Hundreds of activists are gathering in Anacortes this weekend for protests aimed at keeping fossil fuels in the ground.
The Pacific Northwest “Break Free from Fossil Fuels” event is part of two weeks of actions that have been taking place in dozens of cities all over the globe. Other U.S. cities on the list include Denver, Los Angeles, Washington, D.C. and Chicago.
Local authorities are warning residents to prepare for congestion.
Anacortes is home to two oil refineries that are the focal point of the protests.
“We are going to attempt to disrupt the flow of oil into and out of the refineries and basically do what we can safely to stop business as usual,” said organizer Emily Johnston, with 350 Seattle.
She says the civil disobedience could start as soon as Friday. A coalition of about 40 groups are coming together to urge more action on climate change. They’re upset that even after the climate talks in Paris so little action is being taken.

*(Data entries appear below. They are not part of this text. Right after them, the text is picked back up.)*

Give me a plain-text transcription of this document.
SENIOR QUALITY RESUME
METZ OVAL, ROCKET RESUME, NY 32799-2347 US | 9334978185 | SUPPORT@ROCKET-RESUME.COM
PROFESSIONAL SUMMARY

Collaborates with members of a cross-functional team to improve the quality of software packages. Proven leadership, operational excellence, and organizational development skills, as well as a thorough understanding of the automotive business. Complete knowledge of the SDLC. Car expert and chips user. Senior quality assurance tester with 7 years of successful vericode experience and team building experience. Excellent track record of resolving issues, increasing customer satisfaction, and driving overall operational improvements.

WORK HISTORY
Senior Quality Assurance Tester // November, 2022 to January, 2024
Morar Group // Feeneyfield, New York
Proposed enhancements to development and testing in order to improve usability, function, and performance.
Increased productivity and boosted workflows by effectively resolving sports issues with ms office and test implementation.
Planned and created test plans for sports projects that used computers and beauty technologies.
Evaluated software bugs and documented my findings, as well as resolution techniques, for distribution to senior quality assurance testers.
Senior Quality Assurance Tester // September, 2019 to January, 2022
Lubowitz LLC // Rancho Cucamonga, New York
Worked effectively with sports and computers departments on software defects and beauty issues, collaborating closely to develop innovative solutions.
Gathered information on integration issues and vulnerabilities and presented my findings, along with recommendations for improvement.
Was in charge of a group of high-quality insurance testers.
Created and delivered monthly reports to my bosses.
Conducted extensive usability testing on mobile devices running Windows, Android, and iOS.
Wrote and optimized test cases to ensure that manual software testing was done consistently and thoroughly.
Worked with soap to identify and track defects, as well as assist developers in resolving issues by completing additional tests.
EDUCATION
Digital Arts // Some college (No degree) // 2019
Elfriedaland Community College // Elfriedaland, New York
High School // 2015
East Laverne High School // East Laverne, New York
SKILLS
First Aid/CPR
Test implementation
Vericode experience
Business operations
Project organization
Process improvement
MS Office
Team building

‘World leaders agreed back in December that we have to stay below 1.5 degrees Celsius of warming in order to avoid catastrophe,” Johnston said, citing concerns about things like failing food systems or escalating damage to ecosystems. She says the Paris agreements are inadequate.
“None of the plans currently on the table will keep us below about three and a half degrees of warming,” she said.
That’s why organizations all over the world are rallying this month – and as many as 500 people have signed up to get arrested this weekend in Anacortes.
“You know, when people are willing to put their bodies on the line, willing to risk going to prison, I think it just changes the way people think about these issues, ” Johnston said.
She says not everyone will try to get arrested – only about a quarter of the two thousand total that are expected to turn out, which include several hundred ‘kayaktivists’ and many people camping out at Deception Pass State Park.
The weekend events also include performances and discussions on creating a just economic transition away from fossil fuels, especially for communities such as Anacortes, where so many family-wage jobs depend on the refineries.